Title  : Tennis 2K2
Platforms  : Sega Dreamcast
Publisher  : Sega
ESRB Rating  : Everyone
Game Rating  : 8.8
Review by  : Ken Gagne

ieMagazine editorialist Pete Gallagher recently reminisced on the wonderful simplicity of Pong, and how today's gamers would consider such a game beneath them. 

Yet dress it up right and even Pong can be as fun today as it was back then. That's what Sega's done with Tennis 2K2, for the Dreamcast. 

A sequel to Virtua Tennis, Tennis 2K2 builds on the addictive qualities and simple, fast-paced action of the original while adding and changing features. The athlete roster now includes eight women players, for a total of sixteen real-life sportsmen from Cedric Pioline to Serena Williams and Alexandra Stevenson. One to four gamers can pit these athletes in singles, doubles, and mixed doubles tennis matches. 

The lone player will likely spend most of his time in World Tour mode, which is an opportunity for players to develop a unique tennis pro all their own, at the cost of playing as an "unknown" and not a real-world star. In Tour, players create in name, body, and skill a pair of athletes to compete in a calendar of events. The tour continues until every annual event on the calendar has been won. Mini-games, which imitate anything from Space Invaders to othello, will increase the players' skills in areas such as serve, volley, and footwork, allowing them to qualify for more advanced matches. Virtua Tennis' mini-games were more fun; in Tennis 2K2, they are played for the necessity of player development, not the luxury of cash prizes — and duly, repeatedly, since both male and female athletes require constant maturation. 

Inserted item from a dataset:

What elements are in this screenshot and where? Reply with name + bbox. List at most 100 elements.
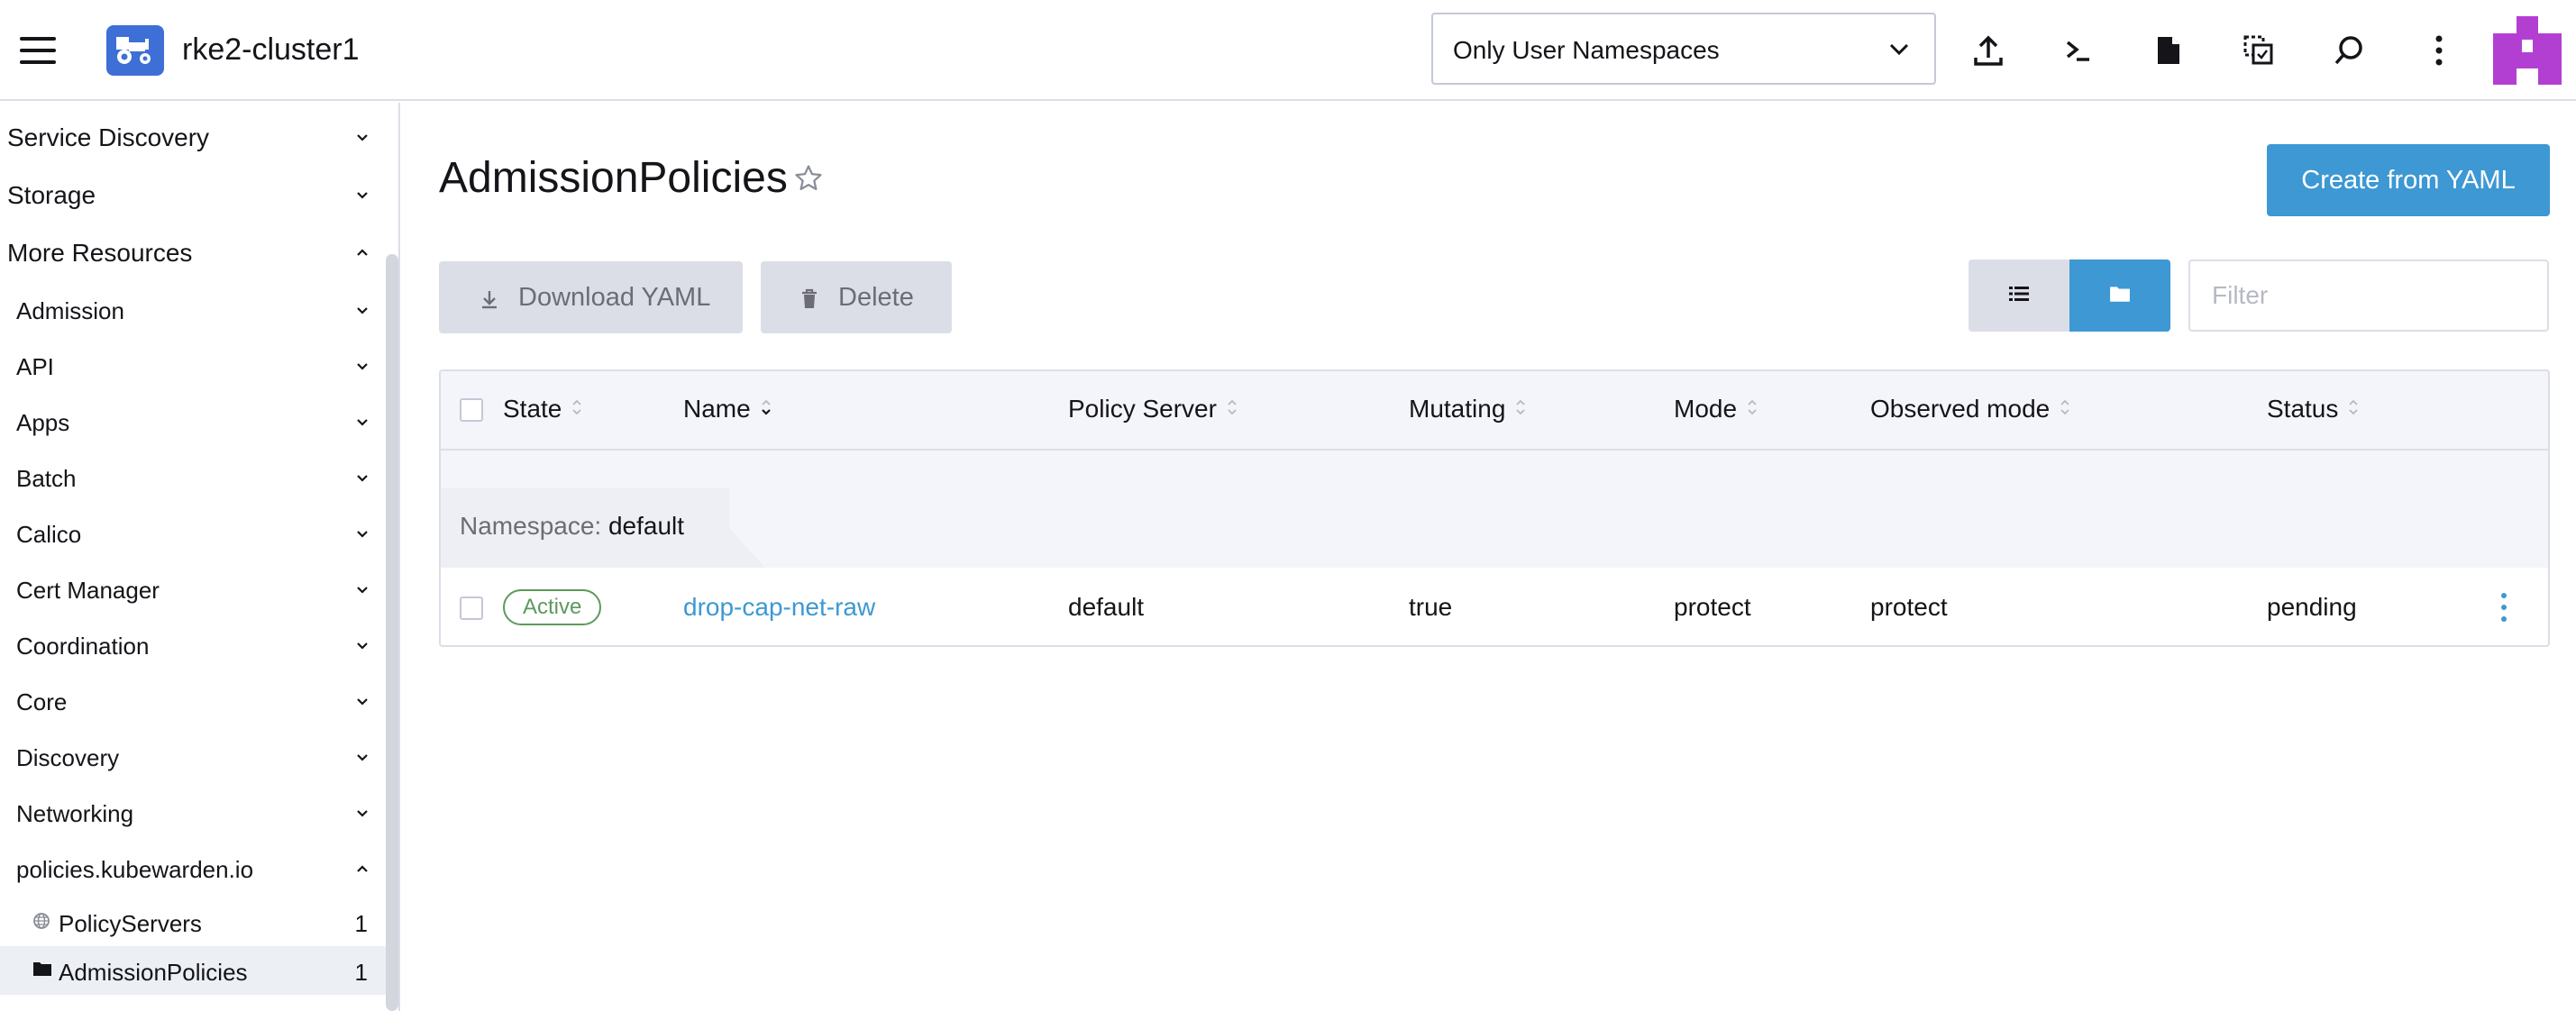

Prize money from matches can be spent on outfits, access to additional arenas, and contracts with partners for double matches. These are fine incentives, but nothing as seductive as unlocking additional players, as was offered in Virtua Tennis. 

Actual gameplay has changed little. Topspin, slice, and lob shots require quick thought for the ball to be placed where the opponent can't reach it. It's harder to pull off a satisfying smash, and easier to hit the ball out of bounds. The camera has moved a bit closer to the court, making it appear larger but giving players on the far end of the court a disadvantage. 

In doubles matches, your partner can be schizophrenic in his confidence. Often a ball will pass through his territory unchallenged; other times, he'll roam the court freely, hogging the ball. These mood swings can cause your partner to be frustratingly unreliable. 

Sega missed the ball on this one: Tennis is the only entry in the Sega Sports 2K2 lineup to not feature Internet play. This game is a perfect candidate for online matchups; its absence leaves the sequel short of surpassing its predecessor. 

If you take a moment between all the frantic racing and diving about the court, you'll notice some incredibly fluid animation in the character models. Whether they're standing, serving, or stroking, the athletes move as their real-life counterparts would. Between matches, doubles offer their partners congratulations, but skewed collision detection leaves them slapping each other's wrists and elbows as often as hands. Blurred slow motion replays highlight scoring moments, but the action is too blurred to be distinguishable. 

The realistic graphics are accompanied by authentic voiceovers. Announcers keep score as the game progresses, declaring the winners when appropriate. Since players are free to name their World Tour custom character as they like, the announcer cannot identify him winning a match or deuce advantage. It's expected, but conspicuous, since the computer players are regularly announced. 

Despite missed opportunities, Tennis 2K2 is an addictive game that all players can enjoy. Fans of the original seeking a different, if not altogether better, challenge, and a more complete athlete roster, will find it here.